25. An atonement “In all our inquiries into the various senses wherein this term is used, and into the significance of the different ceremonies connected with the act of atonement, the fundamental meaning, to cover or conceal, must be kept in mind.” Suskind. The word occurs in its proper sense only in Genesis 6:14. In Piel usage has affixed to it the meaning “to atone.” Atonement, therefore, must be equivalent to the covering up or concealing of that which God cannot allow to appear in his presence.
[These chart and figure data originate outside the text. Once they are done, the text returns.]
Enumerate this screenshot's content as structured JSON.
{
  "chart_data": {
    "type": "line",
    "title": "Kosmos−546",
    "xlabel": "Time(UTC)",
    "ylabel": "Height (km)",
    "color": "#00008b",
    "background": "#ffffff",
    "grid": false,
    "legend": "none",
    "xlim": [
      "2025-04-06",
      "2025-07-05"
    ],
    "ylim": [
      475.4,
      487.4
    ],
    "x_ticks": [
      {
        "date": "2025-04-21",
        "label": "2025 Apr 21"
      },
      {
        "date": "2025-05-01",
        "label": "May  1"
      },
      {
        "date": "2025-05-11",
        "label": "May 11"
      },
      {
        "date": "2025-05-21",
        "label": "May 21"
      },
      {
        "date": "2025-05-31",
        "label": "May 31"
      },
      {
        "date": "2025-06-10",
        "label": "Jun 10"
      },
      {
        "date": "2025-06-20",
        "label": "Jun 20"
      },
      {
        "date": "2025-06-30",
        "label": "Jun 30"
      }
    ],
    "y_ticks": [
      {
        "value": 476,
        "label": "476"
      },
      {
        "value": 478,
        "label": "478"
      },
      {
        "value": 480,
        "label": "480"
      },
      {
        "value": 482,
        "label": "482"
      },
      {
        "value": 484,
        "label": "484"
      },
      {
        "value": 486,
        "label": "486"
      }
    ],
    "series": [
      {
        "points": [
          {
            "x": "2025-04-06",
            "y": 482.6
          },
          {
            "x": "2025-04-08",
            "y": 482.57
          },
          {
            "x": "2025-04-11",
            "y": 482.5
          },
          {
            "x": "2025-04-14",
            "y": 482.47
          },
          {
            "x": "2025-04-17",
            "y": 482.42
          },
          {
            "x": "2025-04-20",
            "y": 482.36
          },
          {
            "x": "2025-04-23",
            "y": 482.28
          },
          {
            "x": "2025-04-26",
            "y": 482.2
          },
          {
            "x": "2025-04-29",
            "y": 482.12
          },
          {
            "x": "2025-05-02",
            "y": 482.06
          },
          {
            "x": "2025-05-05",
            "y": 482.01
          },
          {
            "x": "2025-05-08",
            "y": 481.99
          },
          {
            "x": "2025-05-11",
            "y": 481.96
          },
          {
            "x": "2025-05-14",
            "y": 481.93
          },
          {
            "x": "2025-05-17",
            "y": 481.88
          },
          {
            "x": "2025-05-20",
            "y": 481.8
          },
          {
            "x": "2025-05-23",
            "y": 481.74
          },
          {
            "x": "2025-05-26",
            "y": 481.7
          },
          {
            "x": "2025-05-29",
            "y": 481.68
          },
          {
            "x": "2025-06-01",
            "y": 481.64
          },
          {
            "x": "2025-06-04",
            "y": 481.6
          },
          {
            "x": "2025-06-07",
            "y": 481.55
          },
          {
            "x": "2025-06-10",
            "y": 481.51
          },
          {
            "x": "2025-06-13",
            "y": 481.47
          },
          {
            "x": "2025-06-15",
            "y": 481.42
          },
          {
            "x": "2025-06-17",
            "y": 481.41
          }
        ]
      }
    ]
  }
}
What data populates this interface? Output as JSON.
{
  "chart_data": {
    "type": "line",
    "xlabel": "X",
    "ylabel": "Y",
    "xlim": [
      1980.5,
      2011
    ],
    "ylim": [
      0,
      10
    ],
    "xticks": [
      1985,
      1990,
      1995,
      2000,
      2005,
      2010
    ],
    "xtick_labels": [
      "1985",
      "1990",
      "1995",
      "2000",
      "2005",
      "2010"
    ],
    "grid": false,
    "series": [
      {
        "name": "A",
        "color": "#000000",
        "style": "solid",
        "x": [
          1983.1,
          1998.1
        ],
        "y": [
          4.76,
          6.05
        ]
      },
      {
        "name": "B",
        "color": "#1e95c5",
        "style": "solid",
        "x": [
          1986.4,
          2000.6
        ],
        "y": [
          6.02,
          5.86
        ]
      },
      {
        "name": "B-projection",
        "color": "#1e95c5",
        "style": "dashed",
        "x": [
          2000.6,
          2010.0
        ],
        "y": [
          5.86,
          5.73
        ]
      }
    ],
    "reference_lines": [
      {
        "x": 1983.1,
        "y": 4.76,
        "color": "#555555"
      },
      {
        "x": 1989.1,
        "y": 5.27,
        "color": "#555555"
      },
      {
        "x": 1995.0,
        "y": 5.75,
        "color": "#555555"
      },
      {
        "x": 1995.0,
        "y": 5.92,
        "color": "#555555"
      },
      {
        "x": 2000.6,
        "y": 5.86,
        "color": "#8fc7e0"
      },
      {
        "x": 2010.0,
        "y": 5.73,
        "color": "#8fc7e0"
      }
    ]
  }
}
It is a constructive disappearance or annihilation. Thus in Jeremiah 18:23, forgiveness of sin and blotting it out are convertible expressions. With the rabbins, “to atone” means to deny existence to to deem as not being. That which creates estrangement between God and the sinner is in effect annihilated. “We cannot reasonably say that in this case the divine punitive justice terminates in nothing; on the contrary, that justice is honoured when the offerer declares that he is destitute of a covering before the holy God, and thereby acknowledges him as one who, though sinning in weakness, is exposed to the divine judgment.” Oehler. The common objection that the soul, or life, of the sacrificial animal, laden with the curse of the sinner, might not be laid upon the holy altar as his substitute is effectually answered by the consideration that through death, the wages of sin, the blood is to be viewed as pure and free from guilt. See Leviticus 1:4; Leviticus 4:20; Leviticus 12:7, notes.

For it is ignorance R.V., “error.” See Leviticus 4:2, and the concluding notes to the same chapter; also Hebrews 9:7, note.